Isn’t the desired state phi>0 when riding forward, especially when riding faster? With phi>0, then gravity will be exerting a force tending to increase the pitch and rotating the frame clockwise (as seen in your graphic with the rider facing to the right).

But isn’t there a slight horizontal force exerted by the axle on the frame bottom end tending to rotate the frame counter-clockwise during a pedal downstroke? Is that what you meant by the “oscillation of the pitch angle”?

I feel like I am leaning forward most of the time when riding forward, especially when pedaling faster.

Regarding the “desired state of pitch”:

Just for fun, I temporarily changed (on my PC only) the target pitch angle in the simulation to 1 degree - the effect was that the rider very frequently crashed when starting, but if they didn’t, they were condemned to keep accelerating until the legs were a blur (in a constant fight against gravity). That doesn’t really prove anything of course.

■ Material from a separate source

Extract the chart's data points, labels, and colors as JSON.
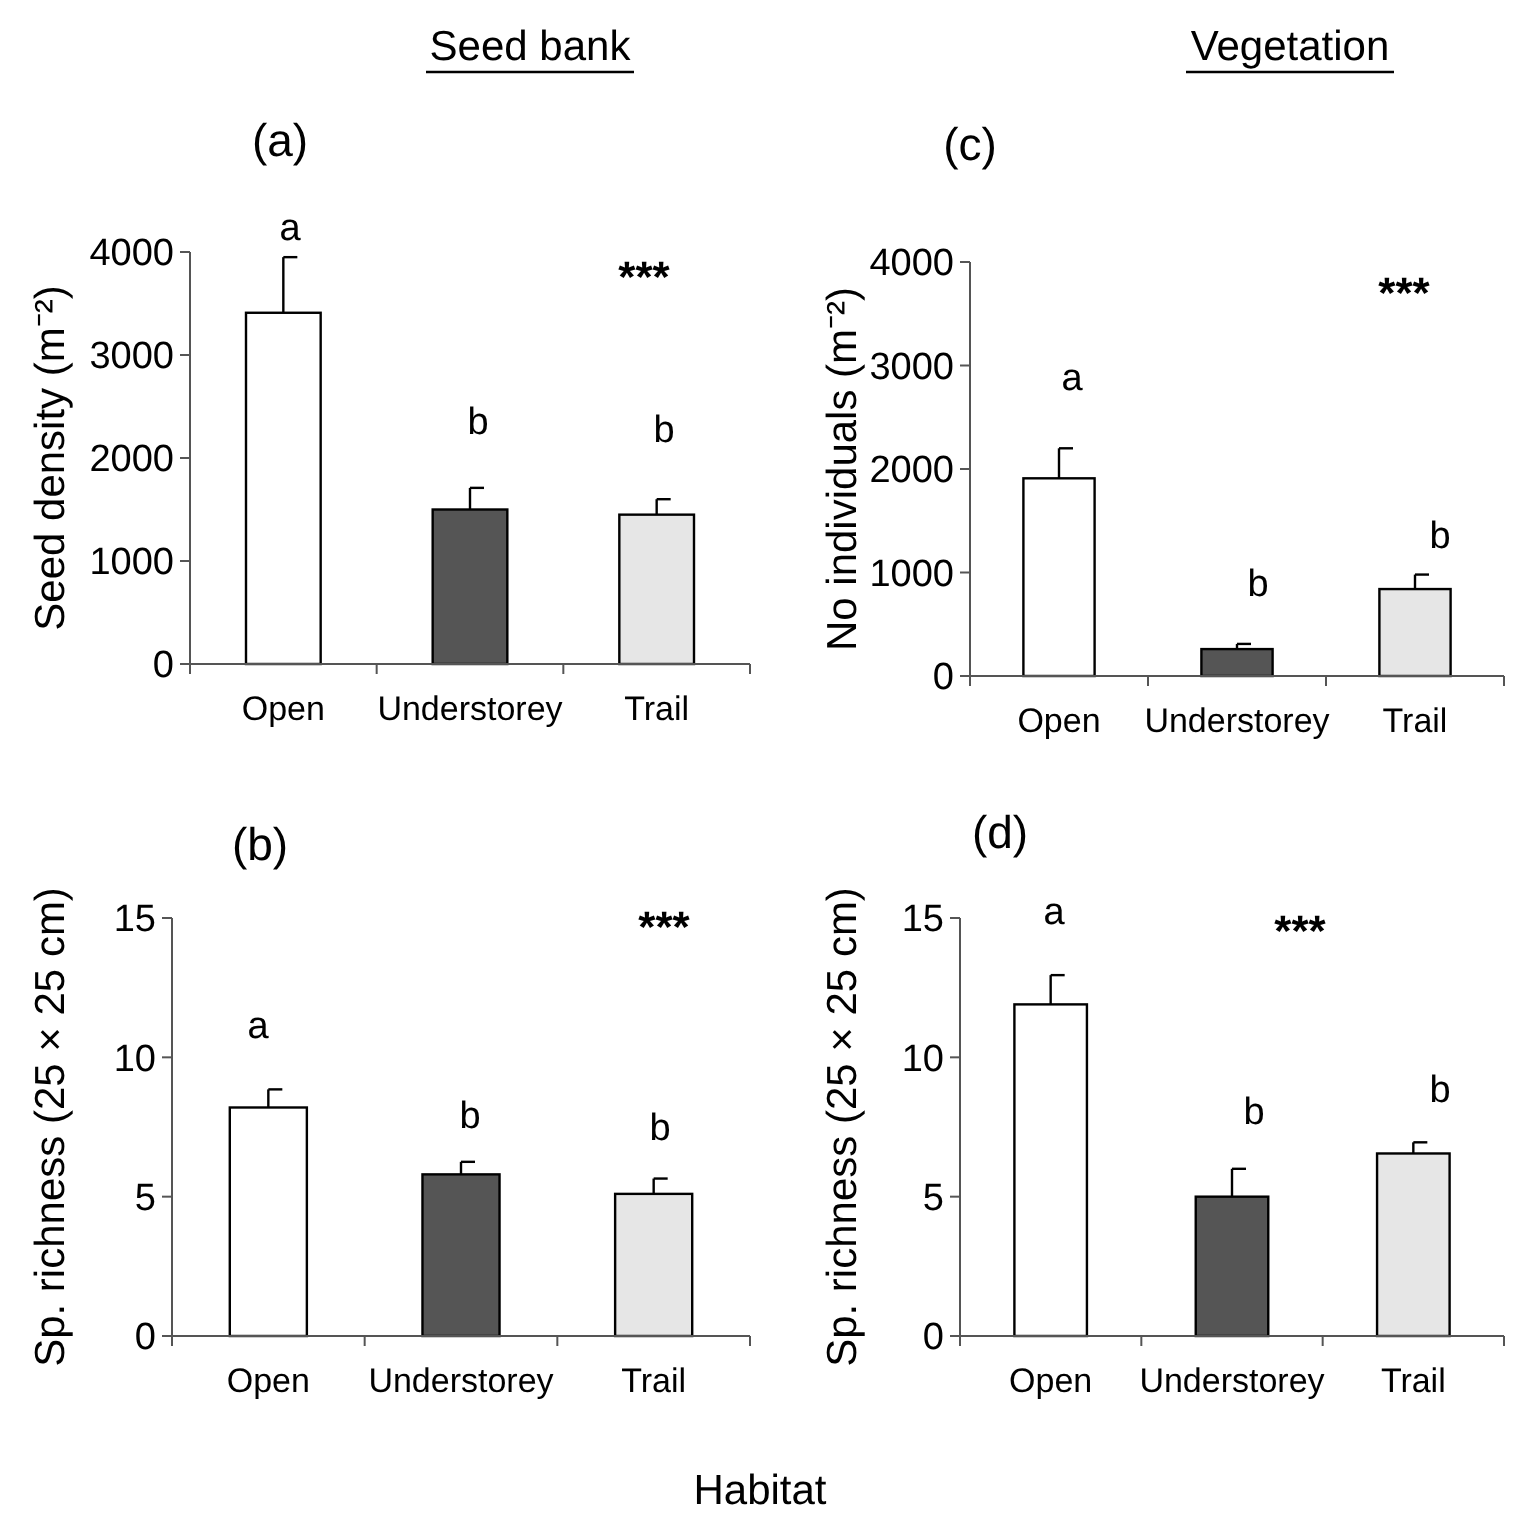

In real life, there is wind resistance which requires a slight forward pitch to balance, and also rolling resistance has an effect - especially, say, if ploughing along sandy/muddy ground, significant torque is needed just to move at a constant speed, and this will require an average extra forward pitch. A hill climb also means constant torque application is needed and to stop this also tipping the unicycle backward, gravity has to be enlisted, meaning a slight forward pitch of the center of mass is needed.

So the rule is that if you need to put torque into the axle it has the primary desired effect at the wheel, but also an effect on the pitch of the system which has to be countered by gravitational force which needs an offset center of mass to take effect. The exact amount of compensatory pitch (and how to get it) is a bit tricky, but oddly enough we humans manage somehow to do it without even thinking!

Regarding the “pitch oscillation”:

This is just an artifact of our human physical inadequacy and our weird pedal cranks which means that even if we just want to cruise at a constant speed (with a small constant torque to overcome resistance), we cannot do it like an electric motor, we sway back and forth in time with the crank angle, but it doesn’t matter much, as long as balance is achieved on average.

Regarding computing optimal inputs for training a human:

I don’t think the code in my rider simulation would help. The code “rides” in a different way to a human and is an imperfect simulation. Humans are a crazy floppy bag of gooey stuff and bones, with a brain which constantly constructs short term riding targets (partly unconsciously) using recent and historical observations, and each human has different measurements, and setting up and strapping sensors would be expensive and difficult, and I reckon humans need to learn by observing the actual riding feelings (force, speed, position, body balance state) using their own real senses rather than observing a possibly faulty (and distracting?) artificial sensor. But having said that, I agree it would be great if there was some way that a “trainer” could be set up so learners would not be overly distracted by fear of injury and could learn aspects of riding in stages, but I think it may be a HARD problem. But @unibabyguy , I hope you persist with it, and good luck!